Figure 1. Blebbistatin’s cryptic binding pocket is closed in blebbistatin-free experimental myosin structures and the sequence of surrounding residues is highly conserved across myosin isoforms with widely varying IC50s.

(A) The motor domain of a D.d. myosin-II molecule bound to blebbistatin. The inset depicts blebbistatin’s cryptic binding pocket (PDB: 1YV3²⁴). Blebbistatin is shown in orange sticks while the active site phosphate is shown in spheres.
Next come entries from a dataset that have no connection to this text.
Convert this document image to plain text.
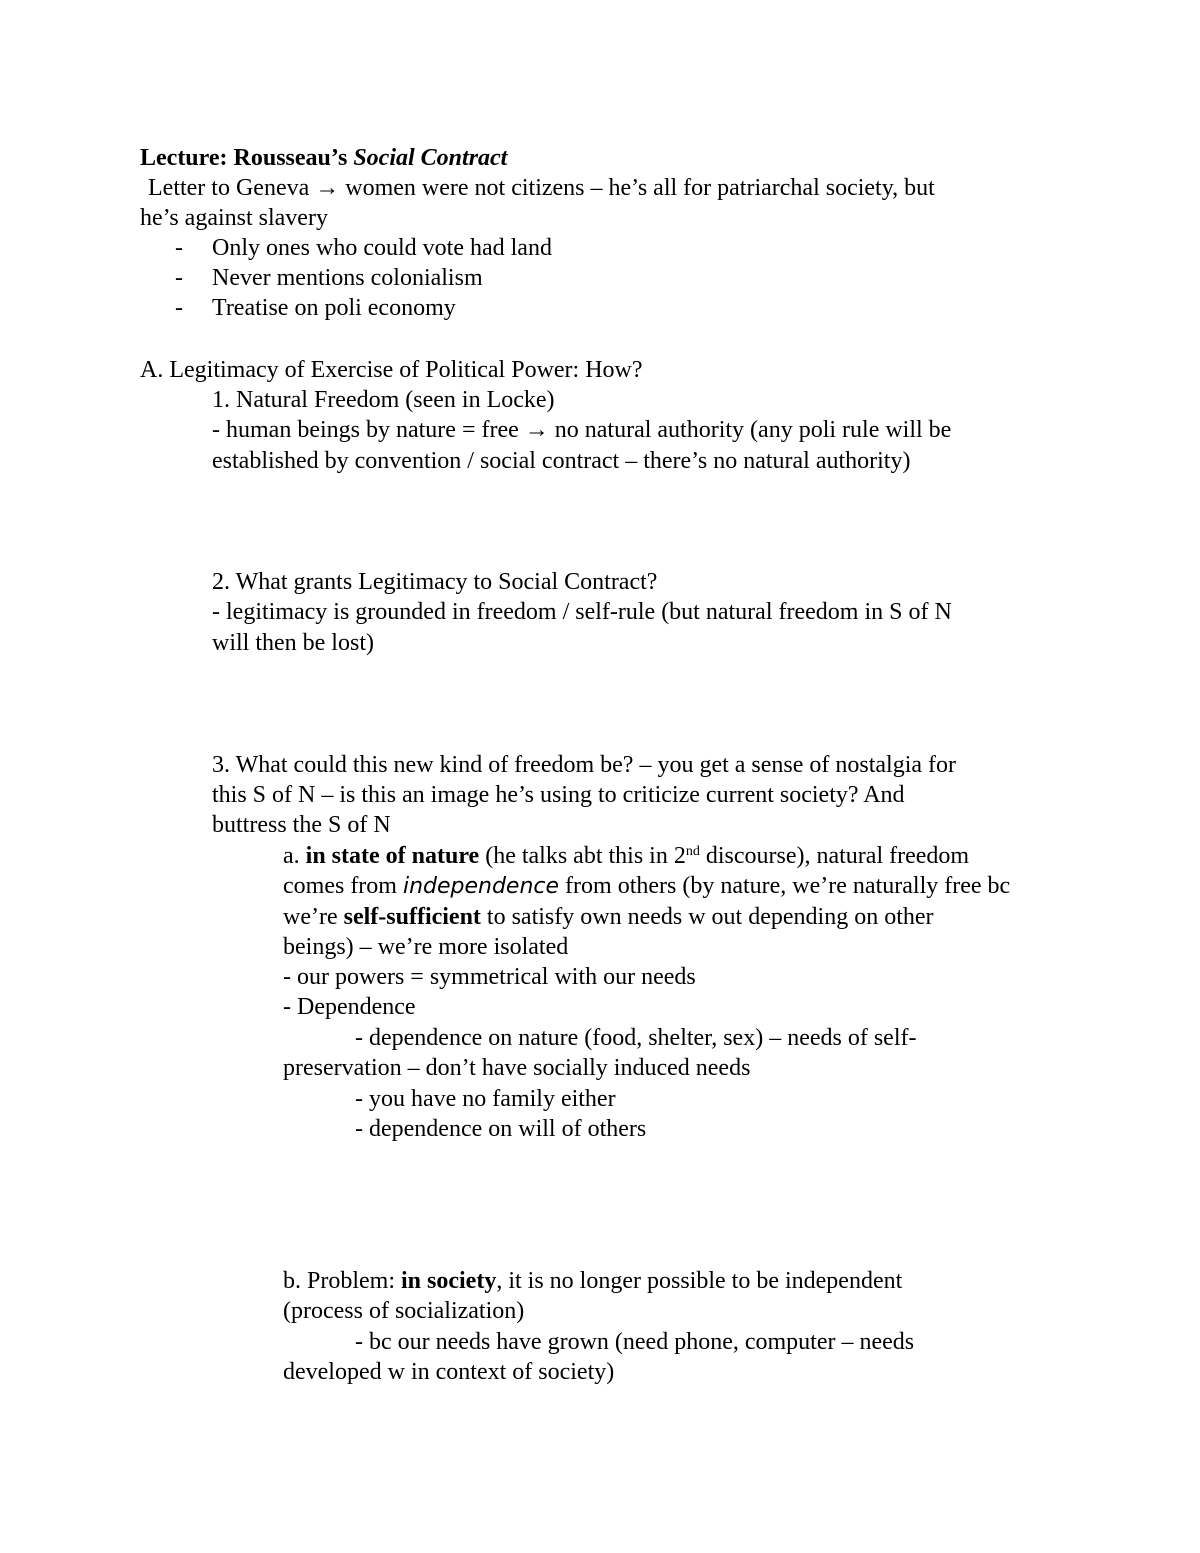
Lecture: Rousseau’s Social Contract
Letter to Geneva → women were not citizens – he’s all for patriarchal society, but
he’s against slavery
- Only ones who could vote had land
- Never mentions colonialism
- Treatise on poli economy
A. Legitimacy of Exercise of Political Power: How?
1. Natural Freedom (seen in Locke)
- human beings by nature = free → no natural authority (any poli rule will be
established by convention / social contract – there’s no natural authority)
2. What grants Legitimacy to Social Contract?
- legitimacy is grounded in freedom / self-rule (but natural freedom in S of N
will then be lost)
3. What could this new kind of freedom be? – you get a sense of nostalgia for
this S of N – is this an image he’s using to criticize current society? And
buttress the S of N
a. in state of nature (he talks abt this in 2nd discourse), natural freedom
comes from independence from others (by nature, we’re naturally free bc
we’re self-sufficient to satisfy own needs w out depending on other
beings) – we’re more isolated
- our powers = symmetrical with our needs
- Dependence
- dependence on nature (food, shelter, sex) – needs of self-
preservation – don’t have socially induced needs
- you have no family either
- dependence on will of others
b. Problem: in society, it is no longer possible to be independent
(process of socialization)
- bc our needs have grown (need phone, computer – needs
developed w in context of society)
Select residues (same as those shown in C) are shown in cyan sticks. (B) Alignment of blebbistatin contact residues (within 5 Å of blebbistatin in 1YV3) reveals that 16 of 19 residues are identical among myosin-IIs despite almost two orders of magnitude difference in blebbistatin IC50. We also include an unconventional myosin-X to highlight an important sequence difference at residue 466 (A vs. F) that separates blebbistatin-sensitive (IC50 <150 μM) and blebbistatin-insensitive isoforms (IC50 >150 μM). A star indicates a residue is conserved among all myosin isoforms shown. A double cross is used to indicate sequence differences previously suggested to play an important role in determining blebbistatin specificity (Allingham et al., 2005). (C) Crystal structures of β-cardiac (PDB: 5N6A Planelles-Herrero et al., 2017) and smooth muscle myosin (1BR2 Dominguez et al., 1998) do not suggest an obvious mechanism for differences in blebbistatin potency between these isoforms. In both structures, the cryptic blebbistatin-binding pocket is closed, and an aligned blebbistatin molecule (orange) clashes with a leucine residue (cyan). The two residues that differ between these isoforms (cyan histidine and asparagine in cardiac; cyan tyrosine and glutamine in smooth) do not form specific interactions with blebbistatin (e.g. hydrogen bonds). (D) In a blebbistatin-free myosin-X structure (PDB: 5I0H Ropars et al., 2016), F436 (cyan) forms a large steric impediment to blebbistatin binding (aligned molecule shown in orange) that is not present in myosin-II isoforms.